Smaller Southland public TV stations to carry more PBS content

The decision by Los Angeles public TV station KCET to sever ties with PBS does not mean an end to PBS programming over Southland airwaves, a competing TV station president said Saturday.

But it does mean a $7 million hit to the PBS network's budget.

The president of the Orange County-based public station, KOCE, said his station stands ready to work with two other small publicly-owned stations to take turns relaying all of the national PBS programming that is now carried by KCET.

In a statement to viewers posted on KOCE's web site, Mel Rogers said his Channel 50 will partner with Channel 24 in Riverside and the Los Angeles school district's Channel 58 to ensure that PBS shows now airing on KCET Channel 28 "will continue to be available, without interruption, throughout the L.A. television market.''

"KOCE will assume the PBS common carriage obligations and work with our partner stations to ensure all PBS shows are not only available, but are easy to find for our viewers,'' the head of KOCE said.

That might mean daily PBS programs like "PBS NewsHour'' and "Sesame Street'' would air on Channel 50, and that primetime shows like "Nova'' and "Masterpiece'' would be rotated among three small Southland pubcasters: KOCE, KVCR ands KLCS.

For the small percentage of Southland TV viewers who rely on over-the- air, antenna-based TV signals, that move of PBS programming to the three other stations may not be hitch-free. One of the stations, KVCR, transmits from a mountaintop near Moreno Valley, 60 miles east of Los Angeles.

KVCR's over-the-air signal cannot reach much of Los Angeles or Orange counties, and Channel 24 currently has just a .1 rating in the L.A. market, according to a national trade journal.

But because the vast majority of TV viewers get their signals via cable or satellite TV, they will not have that problem. KVCR's programming is carried on all major cable systems and both satellite companies in the giant Los Angeles TV market, which includes 5.6 million households in L.A. and Orange counties, as well as western Riverside County.

The third public TV partner, KLCS, is owned and operated by the Los Angeles Unified School District, and its general manager told the trade journal Currents that the schools superintendent and LAUSD board are in favor of adding PBS programs to Channel 58. It currently programs educational and teaching shows during the day, with general-interest programming at night.

The three smaller stations are currently part-time members of PBS, and are allowed to cherrypick 25 percent of PBS shows on a delayed basis.
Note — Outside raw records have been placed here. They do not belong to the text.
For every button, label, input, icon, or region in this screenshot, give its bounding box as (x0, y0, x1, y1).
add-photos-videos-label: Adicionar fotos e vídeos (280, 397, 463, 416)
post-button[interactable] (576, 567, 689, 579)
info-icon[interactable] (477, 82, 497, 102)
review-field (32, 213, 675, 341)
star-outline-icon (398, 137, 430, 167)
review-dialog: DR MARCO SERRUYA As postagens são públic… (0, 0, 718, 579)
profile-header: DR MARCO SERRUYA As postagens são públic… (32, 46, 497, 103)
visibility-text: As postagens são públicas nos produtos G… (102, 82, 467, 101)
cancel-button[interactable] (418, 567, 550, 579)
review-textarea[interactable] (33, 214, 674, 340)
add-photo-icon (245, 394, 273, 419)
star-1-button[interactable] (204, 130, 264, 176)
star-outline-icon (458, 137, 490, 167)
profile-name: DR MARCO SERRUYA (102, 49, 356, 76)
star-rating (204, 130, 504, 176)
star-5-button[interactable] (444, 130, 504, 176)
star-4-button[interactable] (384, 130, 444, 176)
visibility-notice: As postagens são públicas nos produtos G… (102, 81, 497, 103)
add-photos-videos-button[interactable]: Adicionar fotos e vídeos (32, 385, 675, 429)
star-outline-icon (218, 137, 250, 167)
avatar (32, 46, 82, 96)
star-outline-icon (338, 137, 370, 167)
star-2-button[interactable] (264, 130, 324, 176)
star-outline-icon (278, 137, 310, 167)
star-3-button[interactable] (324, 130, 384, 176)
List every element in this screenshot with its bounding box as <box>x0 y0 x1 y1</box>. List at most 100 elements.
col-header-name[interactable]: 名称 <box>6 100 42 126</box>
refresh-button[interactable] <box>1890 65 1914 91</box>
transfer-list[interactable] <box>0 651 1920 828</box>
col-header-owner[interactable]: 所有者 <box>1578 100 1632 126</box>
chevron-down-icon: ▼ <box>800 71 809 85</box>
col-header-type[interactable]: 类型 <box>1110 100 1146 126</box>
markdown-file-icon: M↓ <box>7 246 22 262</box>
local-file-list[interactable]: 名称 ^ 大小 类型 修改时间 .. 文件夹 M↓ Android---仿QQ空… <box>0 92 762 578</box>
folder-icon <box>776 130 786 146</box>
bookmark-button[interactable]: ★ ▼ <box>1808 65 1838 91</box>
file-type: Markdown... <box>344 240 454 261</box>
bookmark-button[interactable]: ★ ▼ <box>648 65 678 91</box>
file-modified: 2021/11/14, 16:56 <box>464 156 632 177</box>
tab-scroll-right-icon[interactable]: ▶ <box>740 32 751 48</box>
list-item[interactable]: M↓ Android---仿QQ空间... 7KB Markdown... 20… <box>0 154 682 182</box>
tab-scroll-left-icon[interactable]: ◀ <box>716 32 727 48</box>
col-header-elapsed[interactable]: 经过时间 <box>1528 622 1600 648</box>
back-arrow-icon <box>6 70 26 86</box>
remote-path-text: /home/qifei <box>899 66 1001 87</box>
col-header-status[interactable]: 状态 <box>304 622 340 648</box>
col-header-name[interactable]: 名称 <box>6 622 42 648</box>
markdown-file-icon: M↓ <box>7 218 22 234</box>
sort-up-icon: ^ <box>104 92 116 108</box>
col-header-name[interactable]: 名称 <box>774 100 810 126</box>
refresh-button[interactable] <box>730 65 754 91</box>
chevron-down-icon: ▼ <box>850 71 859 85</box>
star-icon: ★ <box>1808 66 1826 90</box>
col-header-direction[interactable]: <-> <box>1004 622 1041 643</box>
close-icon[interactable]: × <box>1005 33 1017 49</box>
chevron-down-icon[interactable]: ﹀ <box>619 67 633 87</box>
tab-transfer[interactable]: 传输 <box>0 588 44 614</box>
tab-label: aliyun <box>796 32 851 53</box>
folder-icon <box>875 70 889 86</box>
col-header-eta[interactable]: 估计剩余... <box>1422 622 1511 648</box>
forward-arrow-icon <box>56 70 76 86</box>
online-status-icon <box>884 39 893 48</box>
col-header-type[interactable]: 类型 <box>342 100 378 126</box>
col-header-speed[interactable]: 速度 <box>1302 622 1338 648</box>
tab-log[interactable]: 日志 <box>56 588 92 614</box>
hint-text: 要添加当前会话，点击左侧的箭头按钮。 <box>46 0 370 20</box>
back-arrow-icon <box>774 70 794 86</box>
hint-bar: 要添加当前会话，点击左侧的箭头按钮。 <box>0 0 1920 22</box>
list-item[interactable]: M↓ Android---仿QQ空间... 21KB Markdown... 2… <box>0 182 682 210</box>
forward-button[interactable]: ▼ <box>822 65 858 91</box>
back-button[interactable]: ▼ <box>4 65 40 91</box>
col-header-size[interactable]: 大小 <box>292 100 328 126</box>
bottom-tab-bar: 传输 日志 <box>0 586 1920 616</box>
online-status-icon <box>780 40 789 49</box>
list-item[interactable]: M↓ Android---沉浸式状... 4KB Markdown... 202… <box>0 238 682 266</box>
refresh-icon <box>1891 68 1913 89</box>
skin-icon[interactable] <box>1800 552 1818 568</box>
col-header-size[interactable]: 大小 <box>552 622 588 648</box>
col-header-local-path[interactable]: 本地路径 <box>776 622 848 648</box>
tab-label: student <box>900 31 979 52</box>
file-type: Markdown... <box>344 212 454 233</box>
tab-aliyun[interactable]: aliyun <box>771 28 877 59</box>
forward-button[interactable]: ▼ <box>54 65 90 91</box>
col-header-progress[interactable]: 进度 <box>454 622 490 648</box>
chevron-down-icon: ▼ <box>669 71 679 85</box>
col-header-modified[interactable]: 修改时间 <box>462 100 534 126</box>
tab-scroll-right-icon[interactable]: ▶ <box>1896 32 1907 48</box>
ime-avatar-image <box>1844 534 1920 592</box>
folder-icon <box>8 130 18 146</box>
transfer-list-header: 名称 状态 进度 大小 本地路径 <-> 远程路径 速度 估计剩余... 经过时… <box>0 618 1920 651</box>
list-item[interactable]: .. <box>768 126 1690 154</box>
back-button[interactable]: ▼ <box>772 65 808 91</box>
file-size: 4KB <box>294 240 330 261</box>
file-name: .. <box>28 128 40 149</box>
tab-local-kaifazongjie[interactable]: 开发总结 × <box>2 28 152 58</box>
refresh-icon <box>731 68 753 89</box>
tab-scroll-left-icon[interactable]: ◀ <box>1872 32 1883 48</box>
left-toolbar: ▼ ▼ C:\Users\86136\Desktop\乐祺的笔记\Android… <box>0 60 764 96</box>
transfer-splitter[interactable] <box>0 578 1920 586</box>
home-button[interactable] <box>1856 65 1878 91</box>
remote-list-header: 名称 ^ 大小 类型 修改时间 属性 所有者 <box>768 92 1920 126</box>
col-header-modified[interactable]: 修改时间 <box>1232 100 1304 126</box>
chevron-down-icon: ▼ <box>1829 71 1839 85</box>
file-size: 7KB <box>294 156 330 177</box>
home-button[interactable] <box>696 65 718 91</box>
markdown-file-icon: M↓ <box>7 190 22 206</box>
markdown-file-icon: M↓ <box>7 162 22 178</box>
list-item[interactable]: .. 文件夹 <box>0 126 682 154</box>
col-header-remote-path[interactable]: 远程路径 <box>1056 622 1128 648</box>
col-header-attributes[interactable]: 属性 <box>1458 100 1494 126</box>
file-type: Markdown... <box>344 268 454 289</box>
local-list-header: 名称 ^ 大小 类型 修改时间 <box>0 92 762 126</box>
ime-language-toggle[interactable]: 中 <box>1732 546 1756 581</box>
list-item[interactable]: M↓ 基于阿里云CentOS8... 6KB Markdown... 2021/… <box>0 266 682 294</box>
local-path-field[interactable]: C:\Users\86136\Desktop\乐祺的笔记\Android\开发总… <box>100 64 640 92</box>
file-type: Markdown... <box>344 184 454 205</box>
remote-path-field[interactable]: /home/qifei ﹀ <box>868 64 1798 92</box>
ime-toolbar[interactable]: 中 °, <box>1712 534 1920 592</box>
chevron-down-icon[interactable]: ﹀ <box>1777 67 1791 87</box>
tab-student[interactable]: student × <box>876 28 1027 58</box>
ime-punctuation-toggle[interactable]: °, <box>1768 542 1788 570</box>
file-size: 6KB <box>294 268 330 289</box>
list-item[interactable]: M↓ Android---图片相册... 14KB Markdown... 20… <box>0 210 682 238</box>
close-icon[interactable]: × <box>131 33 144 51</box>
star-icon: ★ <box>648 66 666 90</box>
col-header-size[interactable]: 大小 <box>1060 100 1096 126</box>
KCET had been discussing going to a similar part-time status, by partnering with the three other stations to each pick up two or three nights of the national PBS primetime schedule each week.

But discussions between PBS and KCET broke down, and Friday the L.A. station said it will sever ties with PBS and become an independent public television station beginning Jan. 1.

For its part, PBS chided KCET for "its repeated requests that it be allowed to operate as a PBS member station without abiding by PBS policies and paying the corresponding dues.'' In a statement, PBS said it would work with KOCE, KVCR and KLCS to set up a programming schedule with them for the shows now airing on KCET.

KCET said its woes with PBS started in 2004, when the stations got a one-time, four-year infusion of $50 million to produce a special bilingual series on child care, with an accompanying public education outreach effort.

PBS used that grant to calculate how much financial support from "viewers like you'' were contributing to KCET, and hiked the station's annual dues for PBS programs by 40 percent. KCET president Al Jerome said that was unfair, and asked for the dues to be recalculated.

KCET's decision to leave PBS cuts a $7 million hole in the network's programming budget, and smaller PBS stations are not happy. "This is a member system, and KCET has been in it since the inception,'' said Garry Denny, a programmer at Wisconsin Public Television.

"It is their responsibility to viewers and their community to remain a full PBS member,'' he said in an interview with the national public broadcasting trade magazine, Current. :It's their responsibility to other stations.''

But KCET's Jerome said the PBS decision to raise Channel 28's dues 40 percent would cause the station to "self-immolate,'' according to Current.

The station will continue to air some non-PBS shows that have currently crept in to the station's primetime schedule, such as BBC World News, which it airs and distributes across the U.S. under license from the BBC.

"While separating from the PBS mother ship is daunting, the potential of providing a media platform for the creative, scientific and cultural communities of Southern California to create informative and entertaining noncommercial programming with a fresh perspective is very exciting,'' Jerome said Friday.